The vehicle was found with 150 kg (331 lb) of explosives in the town of Hani in the mainly Kurdish region's Diyarbakir province, the sources said. Police were examining security cameras in the area as part of the investigation.

The US embassy in Ankara issued a statement overnight saying its citizens "should be mindful of their security precautions," noting Kurdish New Year (Newroz) celebrations taking place this weekend and saying large events can turn confrontational and escalate into violence.

"The US Embassy also reminds individuals that terrorist organizations have targeted transportation hubs, Turkish government facilities, and public spaces in the recent past," it said.

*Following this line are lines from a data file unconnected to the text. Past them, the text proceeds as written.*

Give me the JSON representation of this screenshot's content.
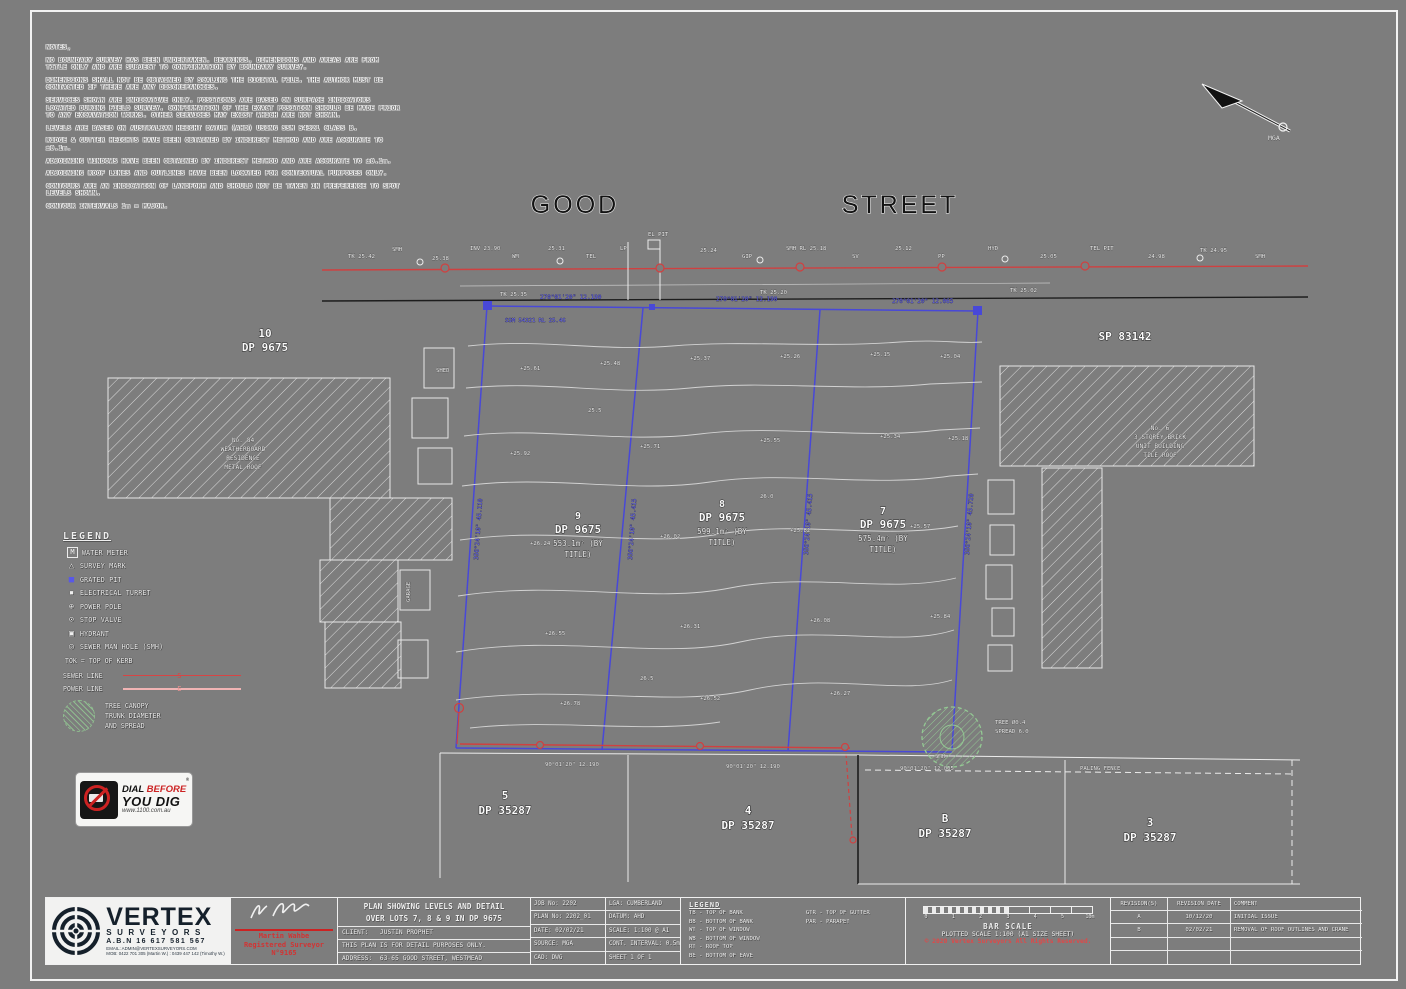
{
  "colors": {
    "background": "#7d7d7d",
    "boundary_blue": "#4848d8",
    "sewer_red": "#d04040",
    "power_pink": "#f0b4b4",
    "tree_green": "#93c893",
    "logo_navy": "#15202b",
    "copyright_red": "#e04848"
  },
  "notes": {
    "lines": [
      "NOTES,",
      "NO BOUNDARY SURVEY HAS BEEN UNDERTAKEN. BEARINGS, DIMENSIONS AND AREAS ARE FROM TITLE ONLY AND ARE SUBJECT TO CONFIRMATION BY BOUNDARY SURVEY.",
      "DIMENSIONS SHALL NOT BE OBTAINED BY SCALING THE DIGITAL FILE. THE AUTHOR MUST BE CONTACTED IF THERE ARE ANY DISCREPANCIES.",
      "SERVICES SHOWN ARE INDICATIVE ONLY. POSITIONS ARE BASED ON SURFACE INDICATORS LOCATED DURING FIELD SURVEY. CONFIRMATION OF THE EXACT POSITION SHOULD BE MADE PRIOR TO ANY EXCAVATION WORKS. OTHER SERVICES MAY EXIST WHICH ARE NOT SHOWN.",
      "LEVELS ARE BASED ON AUSTRALIAN HEIGHT DATUM (AHD) USING SSM 54321 CLASS B.",
      "RIDGE & GUTTER HEIGHTS HAVE BEEN OBTAINED BY INDIRECT METHOD AND ARE ACCURATE TO ±0.1m.",
      "ADJOINING WINDOWS HAVE BEEN OBTAINED BY INDIRECT METHOD AND ARE ACCURATE TO ±0.1m.",
      "ADJOINING ROOF LINES AND OUTLINES HAVE BEEN LOCATED FOR CONTEXTUAL PURPOSES ONLY.",
      "CONTOURS ARE AN INDICATION OF LANDFORM AND SHOULD NOT BE TAKEN IN PREFERENCE TO SPOT LEVELS SHOWN.",
      "CONTOUR INTERVALS 1m = MAJOR."
    ]
  },
  "street": {
    "word1": "GOOD",
    "word2": "STREET"
  },
  "north": {
    "label": "MGA"
  },
  "legend": {
    "title": "LEGEND",
    "items": [
      {
        "glyph": "M",
        "label": "WATER METER"
      },
      {
        "glyph": "△",
        "label": "SURVEY MARK"
      },
      {
        "glyph": "■",
        "label": "GRATED PIT"
      },
      {
        "glyph": "▪",
        "label": "ELECTRICAL TURRET"
      },
      {
        "glyph": "⊕",
        "label": "POWER POLE"
      },
      {
        "glyph": "⊙",
        "label": "STOP VALVE"
      },
      {
        "glyph": "▣",
        "label": "HYDRANT"
      },
      {
        "glyph": "◎",
        "label": "SEWER MAN HOLE (SMH)"
      }
    ],
    "note": "TOK = TOP OF KERB",
    "lines": [
      {
        "label": "SEWER LINE",
        "marker": "S"
      },
      {
        "label": "POWER LINE",
        "marker": "E"
      }
    ],
    "tree": {
      "line1": "TREE CANOPY",
      "line2": "TRUNK DIAMETER",
      "line3": "AND SPREAD"
    }
  },
  "dbyd": {
    "line1_a": "DIAL ",
    "line1_b": "BEFORE",
    "line2": "YOU DIG",
    "url": "www.1100.com.au",
    "reg": "®"
  },
  "plan": {
    "labels": {
      "lot9": {
        "num": "9",
        "dp": "DP 9675",
        "area1": "553.1m² (BY",
        "area2": "TITLE)"
      },
      "lot8": {
        "num": "8",
        "dp": "DP 9675",
        "area1": "599.1m² (BY",
        "area2": "TITLE)"
      },
      "lot7": {
        "num": "7",
        "dp": "DP 9675",
        "area1": "575.4m² (BY",
        "area2": "TITLE)"
      },
      "lot10": {
        "num": "10",
        "dp": "DP 9675"
      },
      "sp": "SP 83142",
      "b5": {
        "num": "5",
        "dp": "DP 35287"
      },
      "b4": {
        "num": "4",
        "dp": "DP 35287"
      },
      "bB": {
        "num": "B",
        "dp": "DP 35287"
      },
      "b3": {
        "num": "3",
        "dp": "DP 35287"
      },
      "nb_left": {
        "l1": "No. 84",
        "l2": "WEATHERBOARD",
        "l3": "RESIDENCE",
        "l4": "METAL ROOF"
      },
      "nb_right": {
        "l1": "No. 6",
        "l2": "3 STOREY BRICK",
        "l3": "UNIT BUILDING",
        "l4": "TILE ROOF"
      }
    },
    "annotations": [
      {
        "x": 348,
        "y": 258,
        "t": "TK 25.42",
        "c": "w"
      },
      {
        "x": 392,
        "y": 251,
        "t": "SMH",
        "c": "w"
      },
      {
        "x": 432,
        "y": 260,
        "t": "25.38",
        "c": "w"
      },
      {
        "x": 470,
        "y": 250,
        "t": "INV 23.90",
        "c": "w"
      },
      {
        "x": 512,
        "y": 258,
        "t": "WM",
        "c": "w"
      },
      {
        "x": 548,
        "y": 250,
        "t": "25.31",
        "c": "w"
      },
      {
        "x": 586,
        "y": 258,
        "t": "TEL",
        "c": "w"
      },
      {
        "x": 620,
        "y": 250,
        "t": "LP",
        "c": "w"
      },
      {
        "x": 648,
        "y": 236,
        "t": "EL PIT",
        "c": "w"
      },
      {
        "x": 700,
        "y": 252,
        "t": "25.24",
        "c": "w"
      },
      {
        "x": 742,
        "y": 258,
        "t": "GIP",
        "c": "w"
      },
      {
        "x": 786,
        "y": 250,
        "t": "SMH RL 25.18",
        "c": "w"
      },
      {
        "x": 852,
        "y": 258,
        "t": "SV",
        "c": "w"
      },
      {
        "x": 895,
        "y": 250,
        "t": "25.12",
        "c": "w"
      },
      {
        "x": 938,
        "y": 258,
        "t": "PP",
        "c": "w"
      },
      {
        "x": 988,
        "y": 250,
        "t": "HYD",
        "c": "w"
      },
      {
        "x": 1040,
        "y": 258,
        "t": "25.05",
        "c": "w"
      },
      {
        "x": 1090,
        "y": 250,
        "t": "TEL PIT",
        "c": "w"
      },
      {
        "x": 1148,
        "y": 258,
        "t": "24.98",
        "c": "w"
      },
      {
        "x": 1200,
        "y": 252,
        "t": "TK 24.95",
        "c": "w"
      },
      {
        "x": 1255,
        "y": 258,
        "t": "SMH",
        "c": "w"
      },
      {
        "x": 500,
        "y": 296,
        "t": "TK 25.35",
        "c": "w"
      },
      {
        "x": 760,
        "y": 294,
        "t": "TK 25.20",
        "c": "w"
      },
      {
        "x": 1010,
        "y": 292,
        "t": "TK 25.02",
        "c": "w"
      },
      {
        "x": 540,
        "y": 299,
        "t": "270°01'20\" 12.190",
        "c": "b",
        "s": 6
      },
      {
        "x": 716,
        "y": 301,
        "t": "270°01'20\" 12.190",
        "c": "b",
        "s": 6
      },
      {
        "x": 892,
        "y": 303,
        "t": "270°01'20\" 12.065",
        "c": "b",
        "s": 6
      },
      {
        "x": 505,
        "y": 322,
        "t": "SSM 54321 RL 25.46",
        "c": "b"
      },
      {
        "x": 478,
        "y": 560,
        "t": "356°24'10\" 45.110",
        "c": "b",
        "rot": -86,
        "s": 6
      },
      {
        "x": 632,
        "y": 560,
        "t": "356°24'10\" 45.415",
        "c": "b",
        "rot": -86,
        "s": 6
      },
      {
        "x": 808,
        "y": 555,
        "t": "356°24'10\" 45.415",
        "c": "b",
        "rot": -86,
        "s": 6
      },
      {
        "x": 969,
        "y": 555,
        "t": "356°24'10\" 45.720",
        "c": "b",
        "rot": -86,
        "s": 6
      },
      {
        "x": 545,
        "y": 766,
        "t": "90°01'20\" 12.190",
        "c": "w"
      },
      {
        "x": 726,
        "y": 768,
        "t": "90°01'20\" 12.190",
        "c": "w"
      },
      {
        "x": 900,
        "y": 770,
        "t": "90°01'20\" 12.065",
        "c": "w"
      },
      {
        "x": 520,
        "y": 370,
        "t": "+25.61",
        "c": "w"
      },
      {
        "x": 600,
        "y": 365,
        "t": "+25.48",
        "c": "w"
      },
      {
        "x": 690,
        "y": 360,
        "t": "+25.37",
        "c": "w"
      },
      {
        "x": 780,
        "y": 358,
        "t": "+25.26",
        "c": "w"
      },
      {
        "x": 870,
        "y": 356,
        "t": "+25.15",
        "c": "w"
      },
      {
        "x": 940,
        "y": 358,
        "t": "+25.04",
        "c": "w"
      },
      {
        "x": 510,
        "y": 455,
        "t": "+25.92",
        "c": "w"
      },
      {
        "x": 640,
        "y": 448,
        "t": "+25.71",
        "c": "w"
      },
      {
        "x": 760,
        "y": 442,
        "t": "+25.55",
        "c": "w"
      },
      {
        "x": 880,
        "y": 438,
        "t": "+25.34",
        "c": "w"
      },
      {
        "x": 948,
        "y": 440,
        "t": "+25.18",
        "c": "w"
      },
      {
        "x": 530,
        "y": 545,
        "t": "+26.24",
        "c": "w"
      },
      {
        "x": 660,
        "y": 538,
        "t": "+26.02",
        "c": "w"
      },
      {
        "x": 790,
        "y": 532,
        "t": "+25.82",
        "c": "w"
      },
      {
        "x": 910,
        "y": 528,
        "t": "+25.57",
        "c": "w"
      },
      {
        "x": 545,
        "y": 635,
        "t": "+26.55",
        "c": "w"
      },
      {
        "x": 680,
        "y": 628,
        "t": "+26.31",
        "c": "w"
      },
      {
        "x": 810,
        "y": 622,
        "t": "+26.08",
        "c": "w"
      },
      {
        "x": 930,
        "y": 618,
        "t": "+25.84",
        "c": "w"
      },
      {
        "x": 560,
        "y": 705,
        "t": "+26.78",
        "c": "w"
      },
      {
        "x": 700,
        "y": 700,
        "t": "+26.52",
        "c": "w"
      },
      {
        "x": 830,
        "y": 695,
        "t": "+26.27",
        "c": "w"
      },
      {
        "x": 588,
        "y": 412,
        "t": "25.5",
        "c": "w"
      },
      {
        "x": 760,
        "y": 498,
        "t": "26.0",
        "c": "w"
      },
      {
        "x": 640,
        "y": 680,
        "t": "26.5",
        "c": "w"
      },
      {
        "x": 995,
        "y": 724,
        "t": "TREE Ø0.4",
        "c": "w"
      },
      {
        "x": 995,
        "y": 733,
        "t": "SPREAD 6.0",
        "c": "w"
      },
      {
        "x": 935,
        "y": 758,
        "t": "SMH",
        "c": "w"
      },
      {
        "x": 1080,
        "y": 770,
        "t": "PALING FENCE",
        "c": "w"
      },
      {
        "x": 436,
        "y": 372,
        "t": "SHED",
        "c": "w"
      },
      {
        "x": 410,
        "y": 602,
        "t": "GARAGE",
        "c": "w",
        "rot": -90
      }
    ]
  },
  "title_block": {
    "logo": {
      "brand": "VERTEX",
      "sub": "SURVEYORS",
      "abn": "A.B.N 16 617 581 567",
      "contact1": "EMAIL: ADMIN@VERTEXSURVEYORS.COM",
      "contact2": "MOB: 0422 701 305 (Martin W.) : 0439 447 142 (Timothy W.)"
    },
    "surveyor": {
      "name": "Martin Wahbe",
      "role": "Registered Surveyor",
      "number": "N°9165"
    },
    "title1": "PLAN SHOWING LEVELS AND DETAIL",
    "title2": "OVER LOTS 7, 8 & 9 IN DP 9675",
    "rows": {
      "client": "CLIENT:   JUSTIN PROPHET",
      "purpose": "THIS PLAN IS FOR DETAIL PURPOSES ONLY.",
      "address": "ADDRESS:  63-65 GOOD STREET, WESTMEAD"
    },
    "col1": [
      "JOB No: 2202",
      "PLAN No: 2202_01",
      "DATE: 02/02/21",
      "SOURCE: MGA",
      "CAD: DWG"
    ],
    "col2": [
      "LGA: CUMBERLAND",
      "DATUM: AHD",
      "SCALE: 1:100 @ A1",
      "CONT. INTERVAL: 0.5m",
      "SHEET 1 OF 1"
    ],
    "abbrev": {
      "title": "LEGEND",
      "left": [
        "TB - TOP OF BANK",
        "BB - BOTTOM OF BANK",
        "WT - TOP OF WINDOW",
        "WB - BOTTOM OF WINDOW",
        "RT - ROOF TOP",
        "BE - BOTTOM OF EAVE"
      ],
      "right": [
        "GTR - TOP OF GUTTER",
        "PAR - PARAPET"
      ]
    },
    "bar": {
      "caption": "BAR SCALE",
      "plotted": "PLOTTED SCALE 1:100 (A1 SIZE SHEET)",
      "copyright": "© 2020 Vertex Surveyors All Rights Reserved.",
      "ticks": [
        "0",
        "1",
        "2",
        "3",
        "4",
        "5",
        "10m"
      ]
    },
    "revisions": {
      "h": [
        "REVISION(S)",
        "REVISION DATE",
        "COMMENT"
      ],
      "rows": [
        [
          "A",
          "10/12/20",
          "INITIAL ISSUE"
        ],
        [
          "B",
          "02/02/21",
          "REMOVAL OF ROOF OUTLINES AND CRANE"
        ],
        [
          "",
          "",
          ""
        ],
        [
          "",
          "",
          ""
        ]
      ]
    }
  }
}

Last Sunday's suicide bombing was the second in a month in the heart of Ankara claimed by the TAK militant group, opening a dangerous new phase in Turkey's war with Kurdish militants as deadly attacks spread to its biggest cities well beyond the southeast where conflict is usually focused.

Also on Friday, an unidentified gunman killed a police officer and a civilian in a shootout in central Ankara, Cumhuriyet newspaper said.

The attack occurred in the Dikmen area of the Turkish capital, it said, without giving further details.

The German Foreign Ministry released a statement on Friday saying it will close all diplomatic missions and German schools in Turkey until the weekend due to a highly credible security threat.

"How long the danger remains, I can't say. But the fact is that due to the current assessment of the situation, we have decided to keep the embassy and schools closed until the weekend," the spokeswoman told a government news conference.